Finalmente llegamos a una escena en la que Spregelburd nos muestra que el concepto de amigo está absolutamente pervertido por los contratos de intereses y por las redes sociales que intervienen en la modalidad vincular (los contactos en Facebook son amigos). El enemigo dentro del imaginario social fomentado por la extrema derecha puede estar representado tanto por el “obrero que no se comporta como obrero” (ver abajo escena de Spregelburd) y defiende los derechos de su patrón, como en la figura del patrón que si no se comporta como “amo” haciendo uso y abuso de su poder, se convierte en un pobre “imbécil” para el trabajador que desea sostenerlo entronizado en el lugar del patriarca idealizado.
Así cerramos con este desopilante y extraordinario diálogo colmado de ironía y ácido humor, donde Spregelburd nos deja pensando qué lejos estamos de romper con la dialéctica del amo y del esclavo. Ya advertía Spinoza del goce del esclavo y Hegel que no existe el amo sin la existencia de un esclavo y a la inversa, ambos están atrapados en una relación de interdependencia.
Fred: Soy tu amigo.
Lucio: Sí.
Fred: No, no dudemos. Lo soy. Tenemos un contrato. Eso vale más que cualquier afecto.
Fred: Tenemos un contrato porque no me fío de Facebook.
Lucio: Está bien, pero lo tenemos. Es posible que nos hayamos conocido en Facebook pero eso es circunstancial. Podría haber sido en un bar, en una esquina.
Lucio: No, no podría haber sido. No voy a bares, no voy a esquinas.
Fred: Está bien.

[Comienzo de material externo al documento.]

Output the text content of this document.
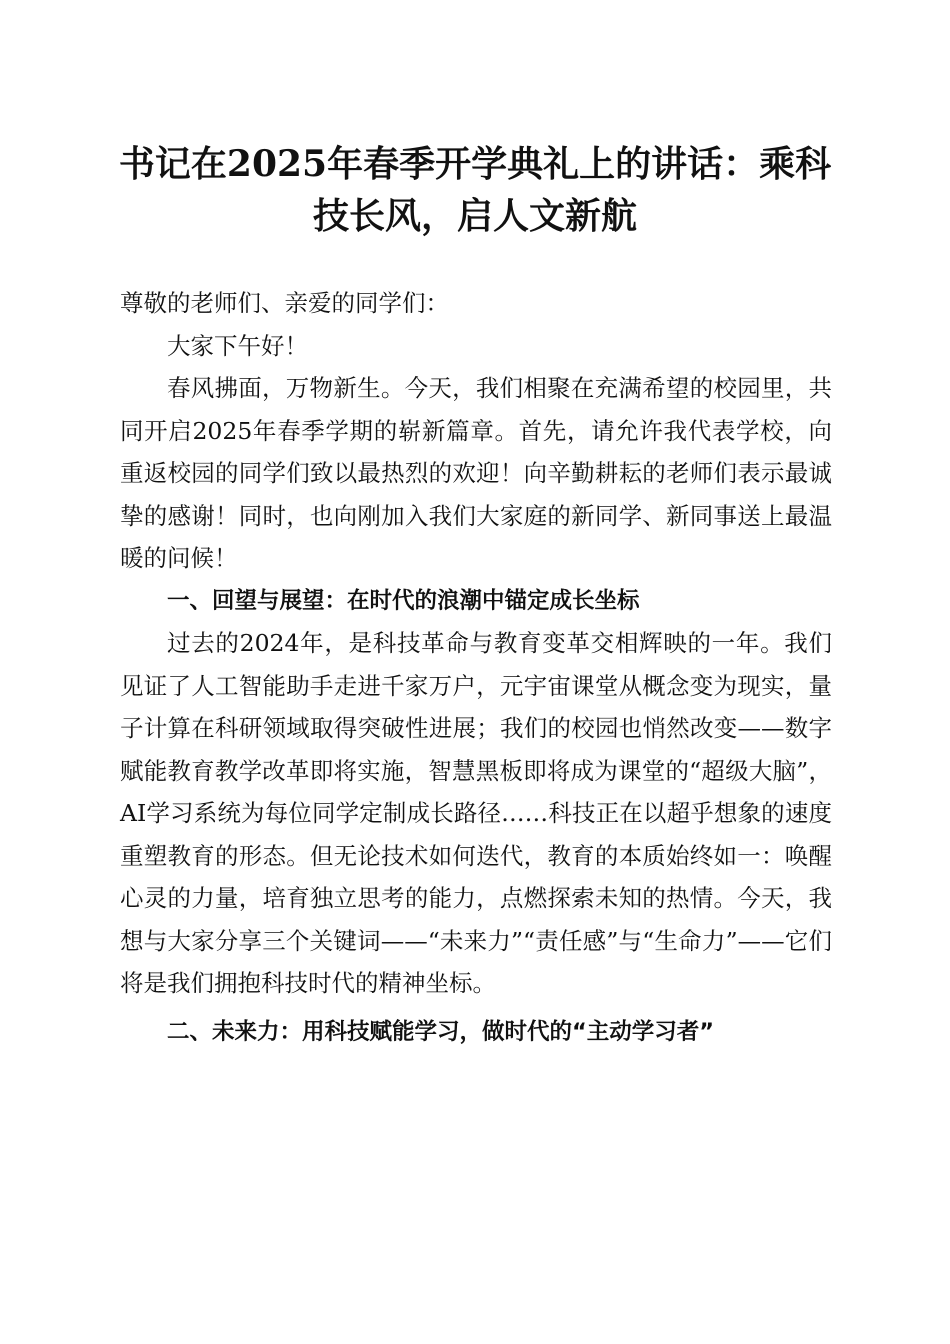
书记在2025年春季开学典礼上的讲话：乘科
技长风，启人文新航

尊敬的老师们、亲爱的同学们：

大家下午好！

春风拂面，万物新生。今天，我们相聚在充满希望的校园里，共同开启2025年春季学期的崭新篇章。首先，请允许我代表学校，向重返校园的同学们致以最热烈的欢迎！向辛勤耕耘的老师们表示最诚挚的感谢！同时，也向刚加入我们大家庭的新同学、新同事送上最温暖的问候！

一、回望与展望：在时代的浪潮中锚定成长坐标

过去的2024年，是科技革命与教育变革交相辉映的一年。我们见证了人工智能助手走进千家万户，元宇宙课堂从概念变为现实，量子计算在科研领域取得突破性进展；我们的校园也悄然改变——数字赋能教育教学改革即将实施，智慧黑板即将成为课堂的“超级大脑”，AI学习系统为每位同学定制成长路径……科技正在以超乎想象的速度重塑教育的形态。但无论技术如何迭代，教育的本质始终如一：唤醒心灵的力量，培育独立思考的能力，点燃探索未知的热情。今天，我想与大家分享三个关键词——“未来力”“责任感”与“生命力”——它们将是我们拥抱科技时代的精神坐标。

二、未来力：用科技赋能学习，做时代的“主动学习者”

Pero aquí estamos, nos conocimos, firmamos un contrato, yo me creo capaz de realizar este trabajo… de amigo… y ayudar en lo que pueda.
Lucio: Estás despedido.
Fred: Y yo lo entiendo, yo me despediría si fuera el patrón, ¿por qué le pagaría a un vago que se lo pasa navegando en Facebook para que no haga el trabajo que le pido que me haga? ¿Qué sería yo si le pago? ¿Qué clase de imbécil, de perverso?
Lucio: Es muy raro que hables así de mí.
Fred: Lo digo en serio. Yo me despediría y no me daría muchas explicaciones.
Lucio: No me gusta. Prefiero cuando el obrero se comporta como obrero y no cuando sale a defender los intereses de su patrón.
Fred: ¿Qué obrero? Yo soy autónomo.
Lucio: Bueno, te engañaron, y yo –quizás- me haya aprovechado un poco de ese engaño porque las leyes me amparan. Pero ahora te dejo libre. Quiero llorar en paz y después quizás me mate. Esta misma noche.
Fred: Eso sí es un problema. ¿Qué libertad es esa que me das, amigo? ¿Cómo me voy yo a mi casa al final de mi jornada laboral -de autónomo- con los bolsillos vacíos y dejando a un amigo al borde de la muerte? De eso no se habla más. Juro que te voy a encontrar espectadores para estos cuadros aunque se me vaya la vida. (Por la ventana). ¡Ey, imbéciles! ¡Obreros! ¡Vengan a ver lo que es bueno! ¡Hay canapés, hay cuadros, hay de todo! ¡Vengan!